Perhaps the only legitimately decent portion of the book is where it offers up reams of flavor text explaining the streets and quarters wherein temptresses might be found. Its look at the different districts of a city, while not profound, is serviceable enough, and the humor in this portion is fairly innocuous as opposed to groan-worthy. Its explanation of various laws, environments and authorities at play in the life of a temptress, as well as the duties and operations that a temptress might take on, might actually qualify as informational. The problem with this is that the author pretty much admits to cribbing from the Quintessential Rogue, so at this point, I’m skeptical that any of the “good” material in this book isn’t so in large part because it is inspired by Quintessential Rogue.
A Stunning Conclusion
As far as product quality is concerned, the book is entirely black and white and has a clean layout. The artwork is hit and miss, some of it being passable, others being decent, most being pretty bad. There is one particular piece on page 30 which looks like a quartet of emaciated women experimenting with their sexuality around a man grabbing his crotch in meditation. Whatever powerful meaning we can ascribe to it, it is gruesomely ugly. There’s nothing terribly special by which to judge the book except its content. Even if you wanted a sexual product for your game for some reason, I honestly couldn’t recommend this book. Hell, I’d recommend the Book of Erotic Fantasy over it. Book of Erotic Fantasy actually tries to be thoughtful with things like how different alignments and races view sexuality, and it has substantially less puerile stupidity per page than Quintessential Temptress.

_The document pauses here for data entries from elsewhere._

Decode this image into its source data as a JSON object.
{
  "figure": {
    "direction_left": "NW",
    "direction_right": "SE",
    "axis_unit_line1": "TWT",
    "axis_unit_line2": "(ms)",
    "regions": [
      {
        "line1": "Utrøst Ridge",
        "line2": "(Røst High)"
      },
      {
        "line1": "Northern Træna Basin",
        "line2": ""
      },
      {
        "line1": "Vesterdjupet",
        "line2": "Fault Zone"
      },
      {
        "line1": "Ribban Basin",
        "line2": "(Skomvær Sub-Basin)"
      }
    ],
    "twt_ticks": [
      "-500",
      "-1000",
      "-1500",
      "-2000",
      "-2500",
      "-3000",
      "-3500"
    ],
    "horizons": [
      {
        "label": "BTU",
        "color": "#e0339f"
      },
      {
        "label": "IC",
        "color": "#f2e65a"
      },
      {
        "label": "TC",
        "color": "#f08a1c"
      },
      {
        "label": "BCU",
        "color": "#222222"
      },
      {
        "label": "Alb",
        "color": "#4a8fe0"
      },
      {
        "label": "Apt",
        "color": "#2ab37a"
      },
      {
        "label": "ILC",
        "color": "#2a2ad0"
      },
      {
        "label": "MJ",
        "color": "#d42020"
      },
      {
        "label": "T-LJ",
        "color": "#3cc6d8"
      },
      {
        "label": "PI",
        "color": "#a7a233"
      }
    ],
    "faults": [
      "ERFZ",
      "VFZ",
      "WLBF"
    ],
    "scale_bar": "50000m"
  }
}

The more important question really is who does have a use for this book? Here are some suggestions. If you are entering puberty and are a fan of D&D, and you find yourself in a position in which you can torrent only a single book about “boobies,” then perhaps this would be a good choice. Better to experience it while the humor is still somewhere around your age level. If you are this guy then you should definitely get this book. The one night your character will last in your current campaign, before you are bodily hurled from the GM’s house by the second floor window, will be glorious indeed. For anyone else, this book isn’t for you. And that is only if we ignore how the book looks down upon customers in defense of its middle school misogyny. But I’m not the one to fight that battle. Maybe someone should head to the top of a nearby police station and shine the D7-signal.

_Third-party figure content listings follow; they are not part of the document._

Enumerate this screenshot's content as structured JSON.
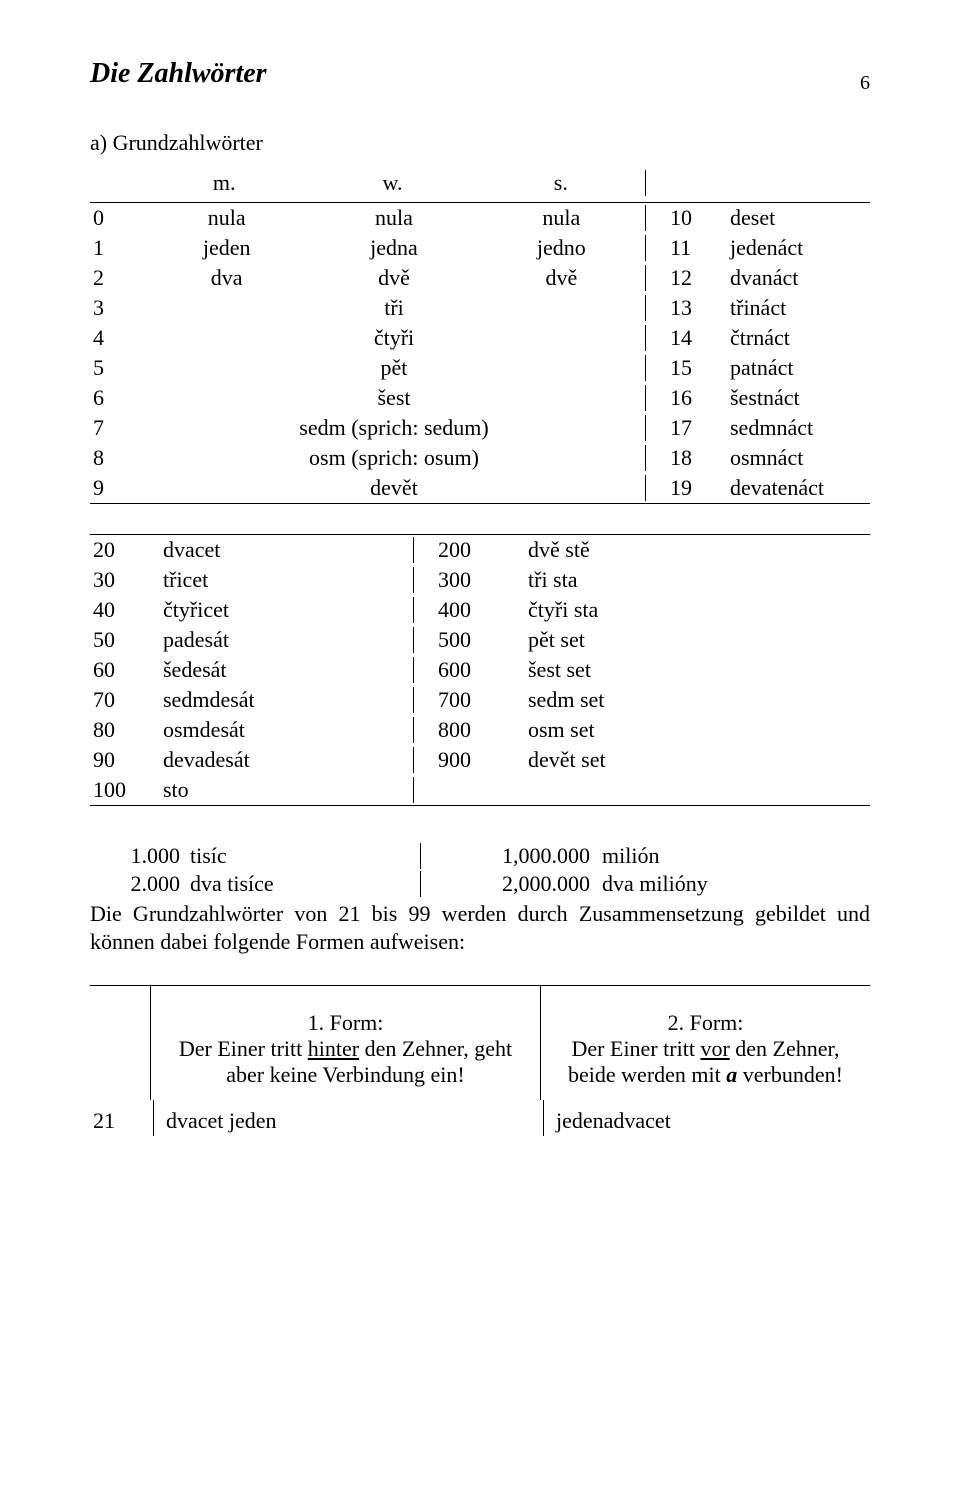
{
  "page_number": "6",
  "title": "Die Zahlwörter",
  "subhead": "a) Grundzahlwörter",
  "gender_headers": {
    "m": "m.",
    "w": "w.",
    "s": "s."
  },
  "table1": [
    {
      "n": "0",
      "cells": [
        "nula",
        "nula",
        "nula"
      ],
      "r1": "10",
      "r2": "deset"
    },
    {
      "n": "1",
      "cells": [
        "jeden",
        "jedna",
        "jedno"
      ],
      "r1": "11",
      "r2": "jedenáct"
    },
    {
      "n": "2",
      "cells": [
        "dva",
        "dvě",
        "dvě"
      ],
      "r1": "12",
      "r2": "dvanáct"
    },
    {
      "n": "3",
      "center": "tři",
      "r1": "13",
      "r2": "třináct"
    },
    {
      "n": "4",
      "center": "čtyři",
      "r1": "14",
      "r2": "čtrnáct"
    },
    {
      "n": "5",
      "center": "pět",
      "r1": "15",
      "r2": "patnáct"
    },
    {
      "n": "6",
      "center": "šest",
      "r1": "16",
      "r2": "šestnáct"
    },
    {
      "n": "7",
      "center": "sedm  (sprich: sedum)",
      "r1": "17",
      "r2": "sedmnáct"
    },
    {
      "n": "8",
      "center": "osm  (sprich: osum)",
      "r1": "18",
      "r2": "osmnáct"
    },
    {
      "n": "9",
      "center": "devět",
      "r1": "19",
      "r2": "devatenáct"
    }
  ],
  "table2": [
    {
      "a": "20",
      "b": "dvacet",
      "c": "200",
      "d": "dvě stě"
    },
    {
      "a": "30",
      "b": "třicet",
      "c": "300",
      "d": "tři sta"
    },
    {
      "a": "40",
      "b": "čtyřicet",
      "c": "400",
      "d": "čtyři sta"
    },
    {
      "a": "50",
      "b": "padesát",
      "c": "500",
      "d": "pět set"
    },
    {
      "a": "60",
      "b": "šedesát",
      "c": "600",
      "d": "šest set"
    },
    {
      "a": "70",
      "b": "sedmdesát",
      "c": "700",
      "d": "sedm set"
    },
    {
      "a": "80",
      "b": "osmdesát",
      "c": "800",
      "d": "osm set"
    },
    {
      "a": "90",
      "b": "devadesát",
      "c": "900",
      "d": "devět set"
    },
    {
      "a": "100",
      "b": "sto",
      "c": "",
      "d": ""
    }
  ],
  "table3": [
    {
      "a": "1.000",
      "b": "tisíc",
      "c": "1,000.000",
      "d": "milión"
    },
    {
      "a": "2.000",
      "b": "dva tisíce",
      "c": "2,000.000",
      "d": "dva milióny"
    }
  ],
  "para": "Die Grundzahlwörter von 21 bis 99 werden durch Zusammensetzung gebildet und können dabei folgende Formen aufweisen:",
  "forms": {
    "form1_label": "1. Form:",
    "form1_a": "Der Einer tritt ",
    "form1_ul": "hinter",
    "form1_b": " den Zehner, geht aber keine Verbindung ein!",
    "form2_label": "2. Form:",
    "form2_a": "Der Einer tritt ",
    "form2_ul": "vor",
    "form2_b": " den Zehner, beide werden mit  ",
    "form2_bi": "a",
    "form2_c": "  verbunden!"
  },
  "example": {
    "num": "21",
    "left": "dvacet jeden",
    "right": "jedenadvacet"
  }
}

The one nice thing I can say about this book is that if its first 50 or so pages just completely ceased to exist, it might actually be sort of useful. One might argue that this review is many years quite late, but remember – FATAL was from around this time too. Whether they are forgotten or not, if really hilariously bad books exist, I don’t care how old they are.











I have touched bewbz before and I can safely the only thing funny about the material was your review on it.

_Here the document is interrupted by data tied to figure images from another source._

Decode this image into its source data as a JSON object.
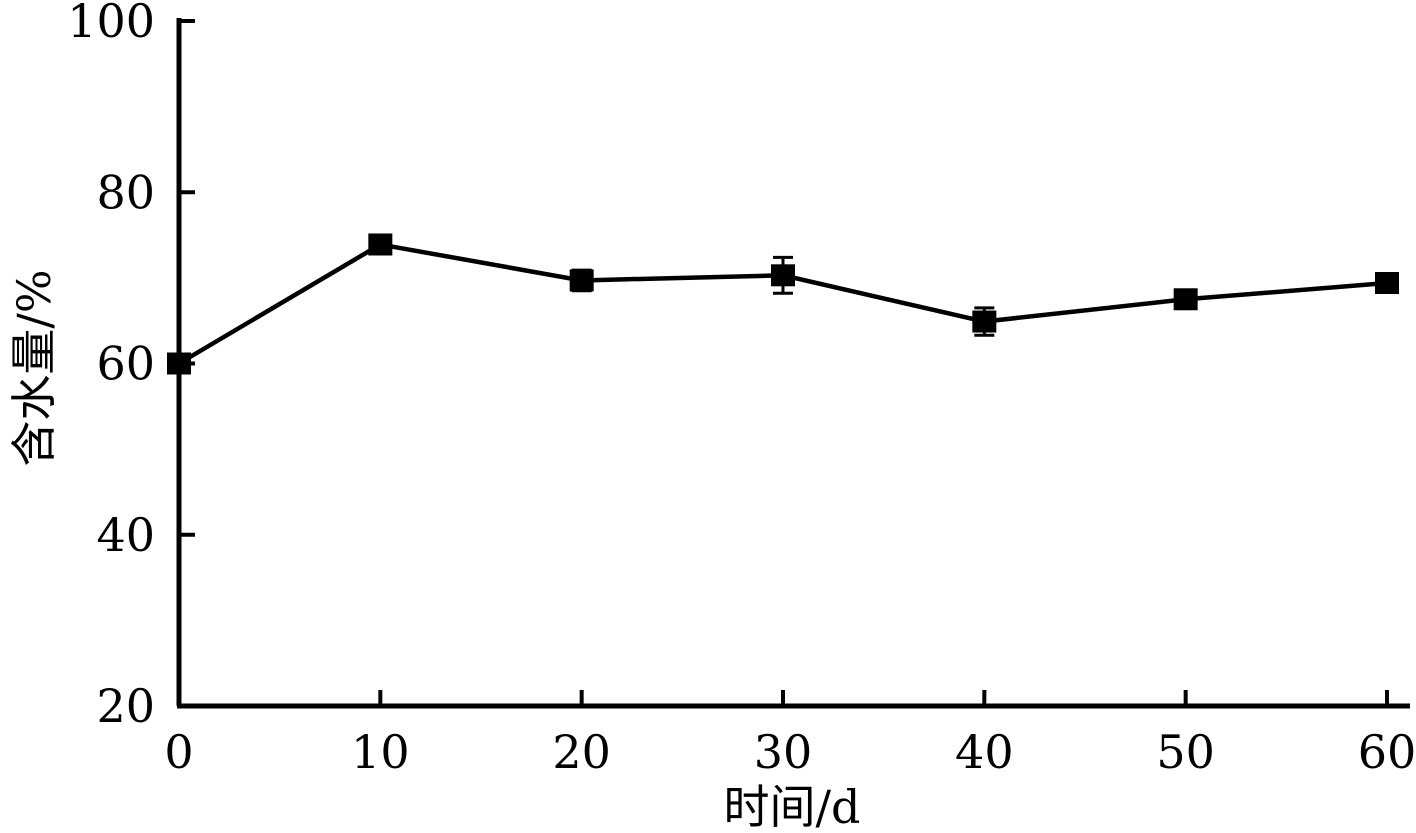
{
  "chart_data": {
    "type": "line",
    "title": "",
    "xlabel": "时间/d",
    "ylabel": "含水量/%",
    "xlim": [
      0,
      60
    ],
    "ylim": [
      20,
      100
    ],
    "x_ticks": [
      0,
      10,
      20,
      30,
      40,
      50,
      60
    ],
    "y_ticks": [
      20,
      40,
      60,
      80,
      100
    ],
    "grid": false,
    "series": [
      {
        "x": [
          0,
          10,
          20,
          30,
          40,
          50,
          60
        ],
        "values": [
          60.0,
          73.9,
          69.7,
          70.3,
          64.9,
          67.5,
          69.4
        ],
        "errors": [
          0.6,
          0.5,
          1.2,
          2.1,
          1.6,
          0.7,
          0.6
        ],
        "marker": "square",
        "color": "#000000"
      }
    ]
  }
}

And furthermo~O MAH GAWD ISHA KITTEH I WANNA SNUGGLE IT SQUEEEE! Kitteh goes meow! :3
Anywho, be it humor or serious in presentation, I just dislike game companies selling sex in this manner. It’s an obvious attempt to be laughably “edgy” and introduces needless additions/changes in mechanics to activities that do not need it. It also leaves a bad taste in my mouth.
Good job on a humorous article, however, I must be off to read your sequel to SoE’s schools of magic.